The House Civil Law Subcommittee is expected to take up the measure — House Bill 939 — that state Del. Scott Surovell (D-Fairfax County) introduced last week.
“This is the first time the House of Delegates will get to actually address Virginia’s statutory ban on same-sex marriage in the Code of Virginia in at least the last five years as opposed to the Constitution of Virginia,” Surovell told the Blade on Tuesday. “While marriage rights face an uphill battle in the heavily Republican Virginia House of Delegates, I am encouraged to learn that it will at least hold a hearing on the bill.”
State Del. Mark Cole (R-Fredericksburg), chair of the House Privileges and Elections Committee, on Jan. 9 announced it will not consider any so-called first reference constitutional amendments during the 2014 legislative session. These include proposed resolutions that sought to repeal the state constitutional amendment banning same-sex marriage.
The House Constitutional Amendments Subcommittee last year killed Surovell’s proposed resolution that sought to repeal a 2006 constitutional amendment banning same-sex marriage.
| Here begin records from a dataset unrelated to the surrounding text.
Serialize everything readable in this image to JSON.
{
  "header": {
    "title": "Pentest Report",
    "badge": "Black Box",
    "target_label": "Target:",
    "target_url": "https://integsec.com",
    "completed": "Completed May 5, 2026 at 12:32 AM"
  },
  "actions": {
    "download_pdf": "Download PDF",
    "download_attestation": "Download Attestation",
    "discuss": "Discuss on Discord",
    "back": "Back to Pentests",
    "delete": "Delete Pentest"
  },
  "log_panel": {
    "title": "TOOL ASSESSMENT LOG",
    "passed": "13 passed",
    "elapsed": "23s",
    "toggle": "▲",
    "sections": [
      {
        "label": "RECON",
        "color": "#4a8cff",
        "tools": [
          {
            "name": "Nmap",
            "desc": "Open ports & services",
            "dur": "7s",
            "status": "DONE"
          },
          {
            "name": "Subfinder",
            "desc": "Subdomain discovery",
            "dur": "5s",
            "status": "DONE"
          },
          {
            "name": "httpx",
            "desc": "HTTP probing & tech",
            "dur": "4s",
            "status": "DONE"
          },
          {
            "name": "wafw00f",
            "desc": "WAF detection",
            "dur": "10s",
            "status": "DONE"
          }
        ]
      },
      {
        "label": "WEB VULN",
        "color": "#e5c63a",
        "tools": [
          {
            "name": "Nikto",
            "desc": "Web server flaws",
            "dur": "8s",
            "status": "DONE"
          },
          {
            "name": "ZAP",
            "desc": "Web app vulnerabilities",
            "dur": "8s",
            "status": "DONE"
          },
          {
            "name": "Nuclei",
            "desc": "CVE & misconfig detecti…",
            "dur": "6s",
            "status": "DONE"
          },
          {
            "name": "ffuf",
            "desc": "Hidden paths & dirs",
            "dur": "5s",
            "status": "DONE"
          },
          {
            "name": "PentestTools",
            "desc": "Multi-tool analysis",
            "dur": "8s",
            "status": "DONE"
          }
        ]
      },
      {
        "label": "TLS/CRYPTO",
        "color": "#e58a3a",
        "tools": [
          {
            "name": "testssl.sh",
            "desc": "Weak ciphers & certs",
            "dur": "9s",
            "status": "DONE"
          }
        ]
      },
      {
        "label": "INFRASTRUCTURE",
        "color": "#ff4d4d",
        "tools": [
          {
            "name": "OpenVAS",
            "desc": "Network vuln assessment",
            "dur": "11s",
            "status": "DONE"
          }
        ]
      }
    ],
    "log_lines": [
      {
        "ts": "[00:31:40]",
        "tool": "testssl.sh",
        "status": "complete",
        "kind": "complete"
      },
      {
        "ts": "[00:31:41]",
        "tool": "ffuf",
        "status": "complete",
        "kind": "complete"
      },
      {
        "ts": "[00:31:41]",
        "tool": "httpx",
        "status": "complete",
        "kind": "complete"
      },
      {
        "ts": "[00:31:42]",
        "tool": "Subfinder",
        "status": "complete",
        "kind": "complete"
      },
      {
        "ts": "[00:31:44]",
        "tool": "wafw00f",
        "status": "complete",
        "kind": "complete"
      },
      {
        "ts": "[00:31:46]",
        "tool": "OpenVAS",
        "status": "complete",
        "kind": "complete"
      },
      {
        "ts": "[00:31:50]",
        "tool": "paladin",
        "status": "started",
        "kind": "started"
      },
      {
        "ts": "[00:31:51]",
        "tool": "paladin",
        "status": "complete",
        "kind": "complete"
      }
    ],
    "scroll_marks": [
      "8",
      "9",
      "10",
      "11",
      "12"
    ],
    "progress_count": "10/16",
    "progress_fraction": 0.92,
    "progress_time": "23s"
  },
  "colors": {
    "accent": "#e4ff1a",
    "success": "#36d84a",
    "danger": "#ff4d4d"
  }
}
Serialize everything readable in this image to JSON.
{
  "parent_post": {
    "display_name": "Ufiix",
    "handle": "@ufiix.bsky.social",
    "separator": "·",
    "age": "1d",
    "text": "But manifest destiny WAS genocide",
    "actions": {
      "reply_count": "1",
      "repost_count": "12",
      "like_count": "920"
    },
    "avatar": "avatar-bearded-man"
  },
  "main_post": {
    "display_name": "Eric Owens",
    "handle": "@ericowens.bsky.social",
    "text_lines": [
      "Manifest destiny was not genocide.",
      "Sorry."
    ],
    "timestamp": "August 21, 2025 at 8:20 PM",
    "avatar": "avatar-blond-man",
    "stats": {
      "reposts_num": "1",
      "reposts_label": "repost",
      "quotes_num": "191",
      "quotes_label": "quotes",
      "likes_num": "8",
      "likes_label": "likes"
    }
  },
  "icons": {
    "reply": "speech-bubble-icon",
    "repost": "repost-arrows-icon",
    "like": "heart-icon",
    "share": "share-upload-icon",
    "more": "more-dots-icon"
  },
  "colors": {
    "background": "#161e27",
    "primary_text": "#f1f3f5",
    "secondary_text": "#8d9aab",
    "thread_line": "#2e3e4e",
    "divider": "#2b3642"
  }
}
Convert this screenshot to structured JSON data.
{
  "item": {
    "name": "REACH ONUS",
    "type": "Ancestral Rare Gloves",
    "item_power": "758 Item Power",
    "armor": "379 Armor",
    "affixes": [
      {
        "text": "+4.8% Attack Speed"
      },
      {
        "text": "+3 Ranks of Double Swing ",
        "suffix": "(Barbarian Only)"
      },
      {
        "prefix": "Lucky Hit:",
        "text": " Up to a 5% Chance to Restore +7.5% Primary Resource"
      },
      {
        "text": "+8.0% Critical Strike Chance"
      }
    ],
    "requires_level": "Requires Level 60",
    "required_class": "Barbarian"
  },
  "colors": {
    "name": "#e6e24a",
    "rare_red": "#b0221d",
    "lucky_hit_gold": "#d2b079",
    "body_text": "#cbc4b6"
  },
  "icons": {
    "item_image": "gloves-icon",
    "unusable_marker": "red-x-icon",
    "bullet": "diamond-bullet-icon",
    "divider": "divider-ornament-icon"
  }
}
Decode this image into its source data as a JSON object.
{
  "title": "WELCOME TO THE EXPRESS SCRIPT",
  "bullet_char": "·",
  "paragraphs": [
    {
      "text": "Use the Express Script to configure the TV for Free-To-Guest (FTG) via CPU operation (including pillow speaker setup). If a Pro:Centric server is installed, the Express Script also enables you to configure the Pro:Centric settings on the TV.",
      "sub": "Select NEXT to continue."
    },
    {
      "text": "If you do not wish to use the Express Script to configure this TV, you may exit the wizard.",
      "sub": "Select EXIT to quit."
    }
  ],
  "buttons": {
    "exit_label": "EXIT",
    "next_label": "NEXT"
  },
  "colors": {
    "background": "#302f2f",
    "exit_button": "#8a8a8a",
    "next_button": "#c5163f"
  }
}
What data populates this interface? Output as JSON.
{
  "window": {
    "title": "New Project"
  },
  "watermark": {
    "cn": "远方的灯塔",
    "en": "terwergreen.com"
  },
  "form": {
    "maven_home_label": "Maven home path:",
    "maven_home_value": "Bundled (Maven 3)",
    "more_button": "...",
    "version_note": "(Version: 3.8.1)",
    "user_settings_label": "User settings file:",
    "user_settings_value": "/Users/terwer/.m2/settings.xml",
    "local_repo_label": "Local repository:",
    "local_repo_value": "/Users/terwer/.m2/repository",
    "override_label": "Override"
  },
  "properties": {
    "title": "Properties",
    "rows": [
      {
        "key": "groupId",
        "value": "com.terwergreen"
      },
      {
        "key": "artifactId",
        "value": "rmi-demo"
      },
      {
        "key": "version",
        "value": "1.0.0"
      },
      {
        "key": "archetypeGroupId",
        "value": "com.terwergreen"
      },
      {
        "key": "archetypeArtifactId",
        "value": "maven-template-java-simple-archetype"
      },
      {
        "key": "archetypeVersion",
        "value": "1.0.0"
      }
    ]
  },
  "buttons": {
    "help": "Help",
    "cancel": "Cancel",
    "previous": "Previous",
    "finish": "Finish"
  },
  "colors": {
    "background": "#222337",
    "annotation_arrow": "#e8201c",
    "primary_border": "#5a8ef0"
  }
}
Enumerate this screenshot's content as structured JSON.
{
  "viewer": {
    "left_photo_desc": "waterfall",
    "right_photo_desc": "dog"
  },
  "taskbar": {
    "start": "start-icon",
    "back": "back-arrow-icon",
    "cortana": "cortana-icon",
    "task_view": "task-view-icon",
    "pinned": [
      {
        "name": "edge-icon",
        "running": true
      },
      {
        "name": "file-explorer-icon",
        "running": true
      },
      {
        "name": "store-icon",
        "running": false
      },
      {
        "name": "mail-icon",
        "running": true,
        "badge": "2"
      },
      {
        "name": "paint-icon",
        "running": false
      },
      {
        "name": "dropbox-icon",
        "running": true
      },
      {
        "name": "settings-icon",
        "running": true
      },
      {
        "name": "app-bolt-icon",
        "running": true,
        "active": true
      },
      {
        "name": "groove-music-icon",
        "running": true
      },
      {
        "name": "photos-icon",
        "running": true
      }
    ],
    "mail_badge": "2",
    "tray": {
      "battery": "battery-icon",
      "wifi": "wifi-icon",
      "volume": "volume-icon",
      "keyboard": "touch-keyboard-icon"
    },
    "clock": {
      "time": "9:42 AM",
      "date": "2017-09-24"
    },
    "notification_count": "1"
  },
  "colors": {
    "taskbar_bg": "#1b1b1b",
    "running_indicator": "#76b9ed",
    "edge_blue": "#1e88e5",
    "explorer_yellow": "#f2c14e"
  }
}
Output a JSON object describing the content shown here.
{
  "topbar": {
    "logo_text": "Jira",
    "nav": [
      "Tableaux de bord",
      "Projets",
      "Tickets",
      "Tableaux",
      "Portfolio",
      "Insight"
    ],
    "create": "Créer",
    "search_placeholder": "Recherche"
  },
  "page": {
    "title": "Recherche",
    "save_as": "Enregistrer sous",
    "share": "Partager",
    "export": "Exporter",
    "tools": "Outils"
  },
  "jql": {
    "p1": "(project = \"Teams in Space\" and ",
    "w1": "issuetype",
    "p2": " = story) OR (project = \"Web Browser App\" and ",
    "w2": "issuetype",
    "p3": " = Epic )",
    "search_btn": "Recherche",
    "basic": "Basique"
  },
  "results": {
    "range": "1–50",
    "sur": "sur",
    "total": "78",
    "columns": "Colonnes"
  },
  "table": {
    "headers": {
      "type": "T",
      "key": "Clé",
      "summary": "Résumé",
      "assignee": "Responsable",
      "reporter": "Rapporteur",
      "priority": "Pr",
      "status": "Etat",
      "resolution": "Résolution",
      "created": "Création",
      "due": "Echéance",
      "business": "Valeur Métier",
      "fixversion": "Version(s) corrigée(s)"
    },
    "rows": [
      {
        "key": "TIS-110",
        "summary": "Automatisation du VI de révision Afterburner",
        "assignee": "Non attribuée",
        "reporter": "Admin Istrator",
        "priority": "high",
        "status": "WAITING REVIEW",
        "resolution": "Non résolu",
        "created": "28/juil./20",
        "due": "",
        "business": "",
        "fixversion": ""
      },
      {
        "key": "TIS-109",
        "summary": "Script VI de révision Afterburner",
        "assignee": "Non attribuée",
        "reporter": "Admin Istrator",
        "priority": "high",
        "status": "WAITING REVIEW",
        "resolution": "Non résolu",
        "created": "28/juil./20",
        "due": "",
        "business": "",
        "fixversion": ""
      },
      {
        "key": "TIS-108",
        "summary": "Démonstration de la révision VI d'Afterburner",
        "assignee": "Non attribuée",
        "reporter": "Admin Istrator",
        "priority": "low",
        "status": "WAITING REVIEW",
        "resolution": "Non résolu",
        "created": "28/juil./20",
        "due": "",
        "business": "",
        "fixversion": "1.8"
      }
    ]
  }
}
State Del. Rob Krupicka (D-Alexandria) last week introduced a proposed resolution that sought to amend the state constitution to allow same-sex marriage in Virginia. The proposal would have also allowed the commonwealth to recognize gay nuptials legally performed in Maryland, D.C. and other jurisdictions.
Judge Arenda L. Wright Allen of the U.S. District Court for the Eastern District of Virginia in Norfolk on Jan. 30 is scheduled to hold a hearing in a federal lawsuit that challenges the commonwealth’s same-sex marriage ban. The American Civil Liberties Union, Lambda Legal and the ACLU of Virginia in August filed a class action federal lawsuit on behalf of two lesbian couples from the Shenandoah Valley who lack marriage rights in the state.
Gov. Terry McAuliffe, Lieutenant Gov. Ralph Northam and Attorney General Mark Herring all support nuptials for gays and lesbians.
One thing is certain: the issue of gay marriage is not going away in Virginia no matter what the Virginia GOP and its puppet masters at The Family Foundation try to do.